Se a estrutura de uma dada sociedade cria obstáculos ao amadurecimento das personalidades de seus cidadãos poderá ser chamada de neurótica, pois cerca o desenvolvimento pessoal. Se uma pessoa é capaz de desempenhar o papel social que lhe cabe, mesmo se diluindo individualmente como parte de uma imensa máquina econômica, exercendo papéis ocupacionais cada vez mais especializados, ou seja, tarefas cada vez mais localizadas e restritas como instrumento para o crescimento dos potenciais da pessoa, com uma evolução crescente do poder do capital monopolista, crises econômicas intermináveis provocadas pelo capital especulativo, desemprego e conflitos variados, é possível levantar uma questão crucial. O modelo social continua adequado ao processo civilizatório saudável?
Não se pode negar que o capitalismo não só libertou o homem dos grilhões tradicionais como igualmente contribuiu para o incremento da liberdade positiva, para a ampliação de ego ativo, critico e responsável. No entanto, se bem que esse fosse um dos efeitos do capitalismo sobre a marcha da liberdade em expansão, ao mesmo tempo tornou o indivíduo cada vez mais isolado, solitário e imbuído de uma sensação de insignificância e impotência. No capitalismo, a atividade econômica, o sucesso, as vantagens materiais passam a ser fins em si mesmos. O destino do homem torna-se contribuir para o crescimento do sistema econômico, ajuntar capital, não tendo em vista sua própria felicidade, mas como uma finalidade última. Converteu-se em um dente da engrenagem da vasta máquina econômica. O homem construiu seu mundo: ergue fábricas e casas, produz automóveis e roupas, cultiva grãos e frutos. Porém, alienou-se do produto de suas próprias mãos, não é mais, de fato, o senhor do mundo que construiu. Tornou-se um instrumento para fins da própria máquina concebida por suas mãos.
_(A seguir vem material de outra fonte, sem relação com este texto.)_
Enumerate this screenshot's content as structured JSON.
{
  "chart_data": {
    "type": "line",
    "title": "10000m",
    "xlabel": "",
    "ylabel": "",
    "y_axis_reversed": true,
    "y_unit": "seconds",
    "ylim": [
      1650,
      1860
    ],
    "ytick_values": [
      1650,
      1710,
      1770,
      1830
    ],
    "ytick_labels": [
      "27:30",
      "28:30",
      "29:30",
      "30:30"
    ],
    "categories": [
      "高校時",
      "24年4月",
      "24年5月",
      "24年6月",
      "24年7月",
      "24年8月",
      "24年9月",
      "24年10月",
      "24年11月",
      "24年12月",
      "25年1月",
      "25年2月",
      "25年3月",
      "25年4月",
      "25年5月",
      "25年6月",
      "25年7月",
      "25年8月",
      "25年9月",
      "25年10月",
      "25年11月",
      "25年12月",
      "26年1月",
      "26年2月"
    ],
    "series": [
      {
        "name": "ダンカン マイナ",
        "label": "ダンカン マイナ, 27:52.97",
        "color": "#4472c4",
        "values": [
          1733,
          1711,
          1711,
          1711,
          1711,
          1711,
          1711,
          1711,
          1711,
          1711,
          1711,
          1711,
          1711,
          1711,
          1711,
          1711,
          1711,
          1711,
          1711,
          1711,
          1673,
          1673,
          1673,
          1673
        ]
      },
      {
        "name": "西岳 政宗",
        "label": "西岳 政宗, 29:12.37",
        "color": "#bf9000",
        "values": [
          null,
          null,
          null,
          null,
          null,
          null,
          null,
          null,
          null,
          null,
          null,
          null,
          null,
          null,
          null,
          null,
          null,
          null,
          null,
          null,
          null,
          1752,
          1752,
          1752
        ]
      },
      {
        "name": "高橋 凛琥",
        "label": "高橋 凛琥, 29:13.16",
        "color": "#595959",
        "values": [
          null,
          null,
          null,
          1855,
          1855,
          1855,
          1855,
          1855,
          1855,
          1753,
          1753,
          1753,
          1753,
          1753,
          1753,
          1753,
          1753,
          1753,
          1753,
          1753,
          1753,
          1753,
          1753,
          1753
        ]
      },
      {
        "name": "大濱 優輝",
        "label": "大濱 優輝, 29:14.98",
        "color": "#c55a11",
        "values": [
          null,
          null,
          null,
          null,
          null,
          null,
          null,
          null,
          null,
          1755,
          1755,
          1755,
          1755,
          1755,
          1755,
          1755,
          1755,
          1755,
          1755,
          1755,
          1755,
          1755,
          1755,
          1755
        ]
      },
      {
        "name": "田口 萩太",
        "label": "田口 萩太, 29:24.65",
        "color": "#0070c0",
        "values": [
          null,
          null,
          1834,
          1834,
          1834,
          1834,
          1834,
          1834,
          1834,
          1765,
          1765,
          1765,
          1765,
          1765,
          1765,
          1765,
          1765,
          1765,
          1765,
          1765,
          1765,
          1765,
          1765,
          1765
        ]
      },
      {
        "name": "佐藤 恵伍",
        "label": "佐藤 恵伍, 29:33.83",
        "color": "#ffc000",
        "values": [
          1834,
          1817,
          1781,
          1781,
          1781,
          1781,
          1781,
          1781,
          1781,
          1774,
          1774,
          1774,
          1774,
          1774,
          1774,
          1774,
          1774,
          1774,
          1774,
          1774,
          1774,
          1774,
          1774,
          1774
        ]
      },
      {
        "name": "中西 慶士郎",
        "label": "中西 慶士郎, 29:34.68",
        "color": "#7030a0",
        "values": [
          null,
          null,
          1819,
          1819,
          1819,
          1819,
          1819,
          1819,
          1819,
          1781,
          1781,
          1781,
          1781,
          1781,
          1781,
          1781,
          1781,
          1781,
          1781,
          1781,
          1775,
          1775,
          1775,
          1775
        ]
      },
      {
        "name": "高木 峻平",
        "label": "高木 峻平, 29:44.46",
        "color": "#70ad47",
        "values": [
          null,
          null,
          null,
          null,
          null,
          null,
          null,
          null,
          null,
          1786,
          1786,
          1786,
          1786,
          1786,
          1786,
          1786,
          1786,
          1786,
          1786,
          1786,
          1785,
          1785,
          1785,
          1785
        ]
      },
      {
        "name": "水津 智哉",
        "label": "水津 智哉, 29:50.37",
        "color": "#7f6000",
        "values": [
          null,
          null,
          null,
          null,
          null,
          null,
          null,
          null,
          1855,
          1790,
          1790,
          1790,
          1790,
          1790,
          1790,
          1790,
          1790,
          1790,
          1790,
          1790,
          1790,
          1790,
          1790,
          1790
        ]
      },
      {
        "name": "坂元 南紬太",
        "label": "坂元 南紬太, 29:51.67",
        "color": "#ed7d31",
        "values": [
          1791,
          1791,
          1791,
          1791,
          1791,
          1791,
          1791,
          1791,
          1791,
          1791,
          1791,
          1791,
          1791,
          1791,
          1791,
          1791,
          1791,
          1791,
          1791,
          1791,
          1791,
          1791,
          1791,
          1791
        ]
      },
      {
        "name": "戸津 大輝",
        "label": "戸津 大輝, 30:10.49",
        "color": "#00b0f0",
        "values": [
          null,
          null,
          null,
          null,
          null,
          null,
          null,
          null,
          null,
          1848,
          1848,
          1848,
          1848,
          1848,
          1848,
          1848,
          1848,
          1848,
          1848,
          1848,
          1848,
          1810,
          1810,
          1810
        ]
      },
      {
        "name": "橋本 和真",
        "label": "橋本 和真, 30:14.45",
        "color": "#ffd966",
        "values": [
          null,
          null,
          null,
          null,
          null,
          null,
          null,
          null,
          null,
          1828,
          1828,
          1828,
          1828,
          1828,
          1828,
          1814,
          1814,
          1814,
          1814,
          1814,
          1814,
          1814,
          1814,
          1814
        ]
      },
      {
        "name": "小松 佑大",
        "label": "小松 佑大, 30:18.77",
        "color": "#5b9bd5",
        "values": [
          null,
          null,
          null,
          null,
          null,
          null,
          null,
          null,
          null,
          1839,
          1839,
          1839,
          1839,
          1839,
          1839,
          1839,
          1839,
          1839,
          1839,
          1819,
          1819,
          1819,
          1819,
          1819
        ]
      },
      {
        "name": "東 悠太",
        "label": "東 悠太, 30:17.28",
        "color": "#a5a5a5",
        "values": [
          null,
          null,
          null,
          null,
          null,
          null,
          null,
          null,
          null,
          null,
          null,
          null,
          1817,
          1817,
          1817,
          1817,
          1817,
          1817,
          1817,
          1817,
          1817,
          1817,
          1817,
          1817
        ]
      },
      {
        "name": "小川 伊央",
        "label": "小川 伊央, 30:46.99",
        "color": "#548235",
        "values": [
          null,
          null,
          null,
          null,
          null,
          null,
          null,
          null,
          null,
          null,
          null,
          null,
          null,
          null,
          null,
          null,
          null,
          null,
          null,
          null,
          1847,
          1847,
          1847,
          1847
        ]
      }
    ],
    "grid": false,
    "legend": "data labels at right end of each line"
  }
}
A concentração de capital (não de riqueza) em certos setores do nosso sistema econômico restringiu as possibilidades de êxito da iniciativa, coragem e inteligência individuais. Ter um emprego, qualquer que seja, parece a muitos ser tudo o que podem desejar da vida e devem ser gratos por isso. O homem foi engolido por sua criação. Mas ele precisa de um significado, de uma identidade pessoal e de um pouco de autoestima. Sua sensação de pertencimento foi absorvida pelo sistema. As principais rotas sociais de fuga do isolamento, solidão e desamparo é submeter-se a uma liderança religiosa, política ou econômica, além do conformismo compulsivo que prevalece em nossa própria democracia pelas dificuldades de efetivamente participar da vida social. Em um esforço para escapar à solidão e à impotência cidadã, estamos dispostos a nos descartar do nosso EU, seja se submetendo a novas formas de autoridade, seja nos conformando compulsivamente com padrões aceitos e ditados pelo sistema. Estamos prontos a aceitar um “auxiliar mágico” a que se refere Erich Fromm em seu livro “O Medo à Liberdade”, diante da incapacidade de expressar plenamente as próprias potencialidades. Tudo é ditado pelo mercado, até seu estilo de vida.
Temos realmente liberdade de escolher nosso próprio modo de vida? A internet e seus graciosos brinquedos amenizam a solidão e o desamparo pessoal, que termina por ser um lugar interior que a pessoa encontra para dar um tempo e ver se encontra seu EU, sua autenticidade, sua originalidade de volta, pois até isso lhe foi tirado pela máquina. Reproduzimos tudo. Nossas ideias originais foram sufocadas em nome do bom funcionamento do sistema que reina absoluto sobre todos os destinos. Sinais de profundas mudanças incluem a insatisfação generalizada nas instituições porta-vozes do sistema. As coisas velhas ainda não morreram e coisas novas começam a surgir, algumas com alma retrô. Mas já é um movimento para sair do conformismo sufocante. As mudanças climáticas podem funcionar como uma catarse global em direção às mudanças que todos querem. Não pode o caos climático ser a vacina que despertará consciências?